Herschel Walker was one of the greatest athletes to play pro football. There’s no disputing that.
But is it possible that the legendary running back may have taken one too many shots to the head when he claims he could play in today’s NFL at age 52?
“I can play in the NFL today,” Walker told USA Today. “I couldn’t take every snap. But running backs nowadays don’t play every down. Now they send in the choir section. Physically, I can still do it.”
Walker, interviewed about the possibility of Donald Trump becoming owner of the Buffalo Bills, last played in the NFL in 1997. He said Trump, who owned the New Jersey Generals of the long-defunct United States Football League, for whom Walker starred in 1984 and 1985, said Trump would make a good owner.
“He may rub some people the wrong way, but you can’t argue with his success as a businessman,” Walker said. “You want an owner with some flair. He knows how to promote.”

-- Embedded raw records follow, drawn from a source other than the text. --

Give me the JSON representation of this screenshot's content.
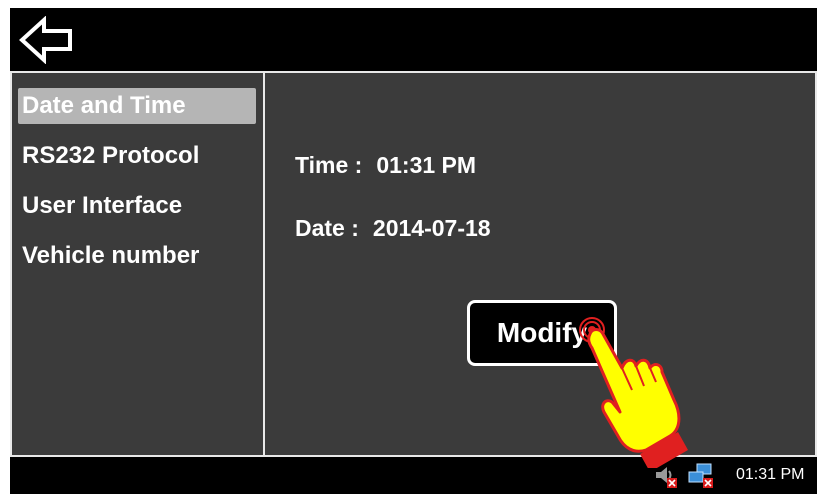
{
  "sidebar": {
    "items": [
      {
        "label": "Date and Time"
      },
      {
        "label": "RS232 Protocol"
      },
      {
        "label": "User Interface"
      },
      {
        "label": "Vehicle number"
      }
    ],
    "selected": "Date and Time"
  },
  "content": {
    "time_label": "Time :",
    "time_value": "01:31 PM",
    "date_label": "Date :",
    "date_value": "2014-07-18",
    "modify_label": "Modify"
  },
  "taskbar": {
    "clock": "01:31 PM",
    "icons": [
      "volume-muted-icon",
      "network-disconnected-icon"
    ]
  },
  "icons": {
    "back": "back-arrow-icon",
    "pointer": "tap-hand-icon"
  },
  "colors": {
    "panel_bg": "#3b3b3b",
    "selected_bg": "#b5b5b5",
    "hand_fill": "#ffff00",
    "hand_cuff": "#e02020"
  }
}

As for Walker returning to the field, that’s not going to happen. Remember his ill-fated mixed martial arts career when he thought he could compete in the Ultimate Fighting Championship? He was 48 then and how did that work out?

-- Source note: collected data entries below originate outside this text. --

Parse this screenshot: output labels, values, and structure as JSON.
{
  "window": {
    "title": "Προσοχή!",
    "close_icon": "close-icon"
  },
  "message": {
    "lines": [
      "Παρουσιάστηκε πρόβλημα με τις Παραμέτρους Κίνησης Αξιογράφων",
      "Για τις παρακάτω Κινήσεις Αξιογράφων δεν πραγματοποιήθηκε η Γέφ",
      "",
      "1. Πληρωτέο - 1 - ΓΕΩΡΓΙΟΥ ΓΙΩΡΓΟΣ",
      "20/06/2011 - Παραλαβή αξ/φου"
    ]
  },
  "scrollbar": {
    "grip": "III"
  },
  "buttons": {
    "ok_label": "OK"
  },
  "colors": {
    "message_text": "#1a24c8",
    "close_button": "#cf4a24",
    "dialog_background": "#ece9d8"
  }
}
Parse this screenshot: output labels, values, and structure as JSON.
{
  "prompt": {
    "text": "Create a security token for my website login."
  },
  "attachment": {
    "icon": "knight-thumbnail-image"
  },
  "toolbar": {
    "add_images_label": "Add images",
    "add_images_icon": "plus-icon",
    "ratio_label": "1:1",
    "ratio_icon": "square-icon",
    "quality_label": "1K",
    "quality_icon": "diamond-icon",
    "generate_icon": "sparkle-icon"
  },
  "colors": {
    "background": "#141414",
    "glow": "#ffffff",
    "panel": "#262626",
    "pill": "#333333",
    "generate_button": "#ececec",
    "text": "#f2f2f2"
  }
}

■ BACK TO ‘THE CITY?’ — With the Golden State Warriors planning to move back to their roots in a new 18,000-seat arena in San Francisco’s Mission Bay district, the team is contemplating a name change.

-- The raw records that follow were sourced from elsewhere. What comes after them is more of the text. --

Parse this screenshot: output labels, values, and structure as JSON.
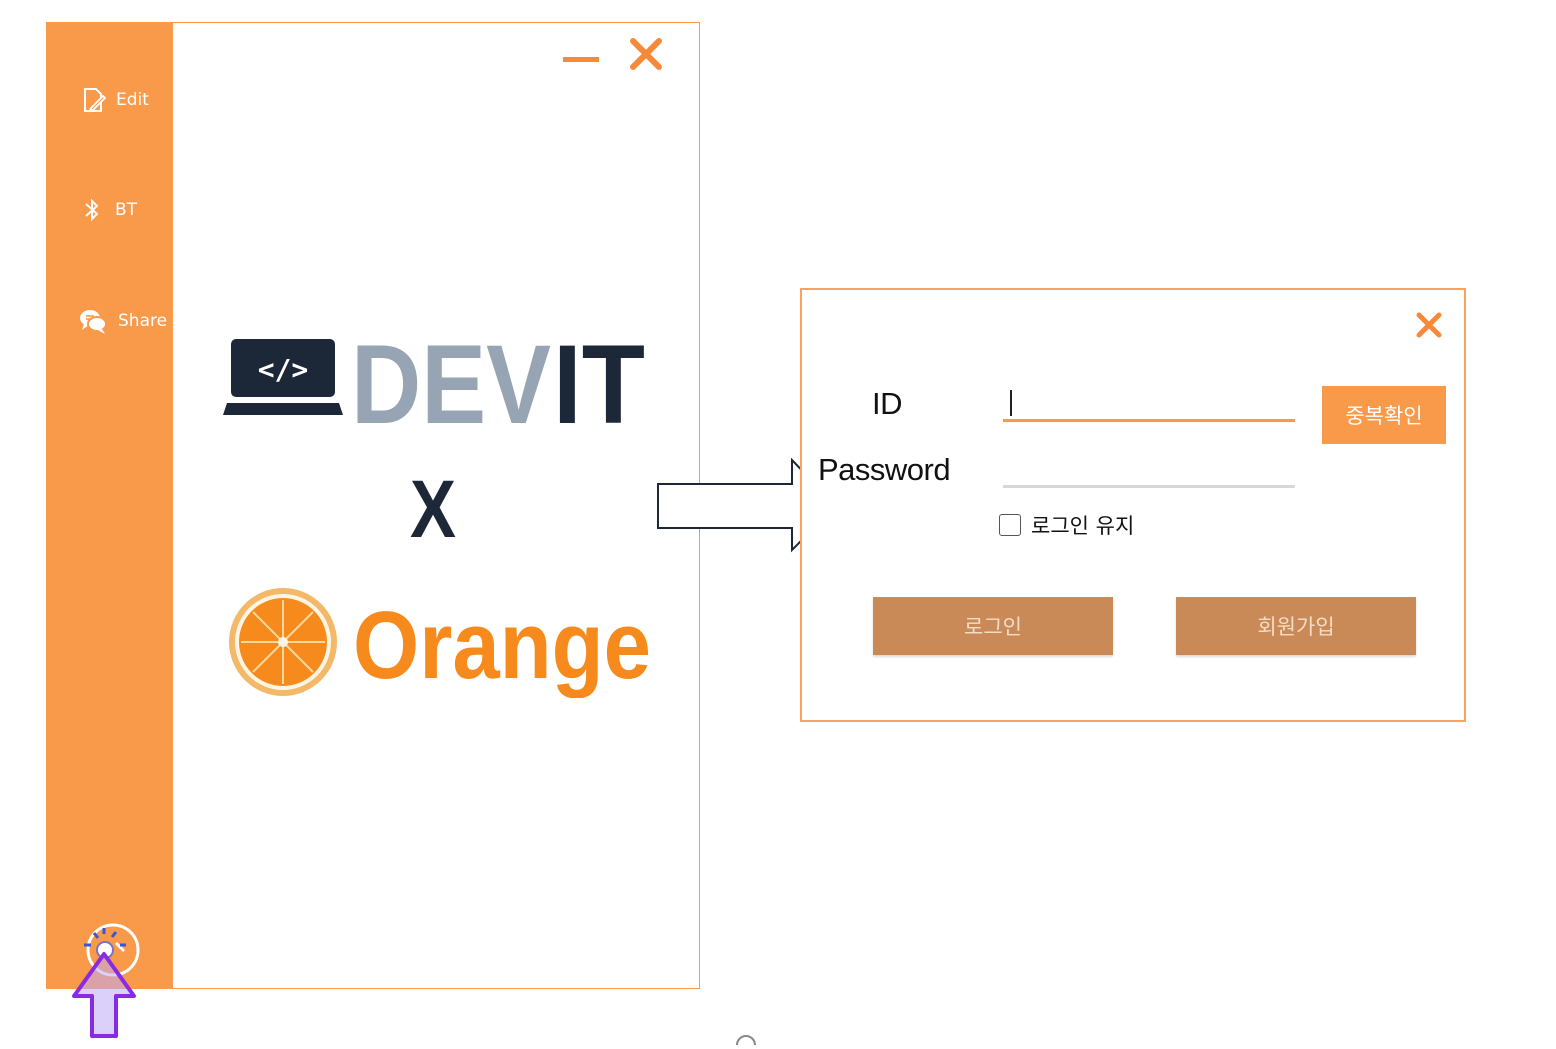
{
  "colors": {
    "accent": "#f99a4a",
    "button_muted": "#c98a58",
    "logo_slate": "#96a4b4",
    "logo_navy": "#1c2737",
    "logo_orange": "#f78a1c"
  },
  "main_window": {
    "sidebar": {
      "items": [
        {
          "label": "Edit",
          "icon": "edit-icon"
        },
        {
          "label": "BT",
          "icon": "bluetooth-icon"
        },
        {
          "label": "Share",
          "icon": "chat-share-icon"
        }
      ],
      "bottom_icon": "settings-icon"
    },
    "logo": {
      "laptop_code": "</>",
      "devit_prefix": "DEV",
      "devit_suffix": "IT",
      "cross": "X",
      "orange_text": "Orange"
    }
  },
  "login": {
    "id_label": "ID",
    "password_label": "Password",
    "id_value": "",
    "password_value": "",
    "dup_check_label": "중복확인",
    "keep_login_label": "로그인 유지",
    "keep_login_checked": false,
    "login_button": "로그인",
    "signup_button": "회원가입"
  }
}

Team president and CEO Rick Welts says the Warriors plans to canvass their loyal fan base about dropping “Golden State” and returning to “San Francisco.” The franchise was known as the San Francisco Warriors after moving from Philadelphia in 1962 and played at the Cow Palace, then became Golden State in 1971 after moving to Oakland.
“We’re very curious what our fans think of that,” Welts told ESPN.com. “I couldn’t imagine making that decision in the very near future, but we definitely want to see what our fans prefer.”
The Warriors have time to figure this out. Their arena isn’t expected to open until 2018. But as long as they permanently bring back the great “The City” uniforms with the numbers imposed on a “cable car to the stars” on the backs, they can call themselves whatever they want. Those are among the coolest uniforms in the history of basketball.
■ JOE JESTS — In the wake of the Michael Pineda pine tar incident in Boston on Wednesday that cost the Yankees pitcher a 10-game suspension, Tampa Bay Rays manager Joe Maddon was asked his thoughts about pitchers and pine tar.
Maddon, whose team plays in the same division as the Yankees and whose own pitchers may be doctoring the baseball, was tongue-in-cheek in responding. Maddon took to Twitter and said to his 153,000 followers: “I’m in favor of legalizing pine tar, but its usage may have to begin with the Rockies and Mariners.”
Maddon was obviously referring to Colorado and Washington, where the use of marijuana is legal. But don’t look for Major League Baseball to “de-criminalize” pine tar for pitchers. The sport has enough sticky situations to deal with.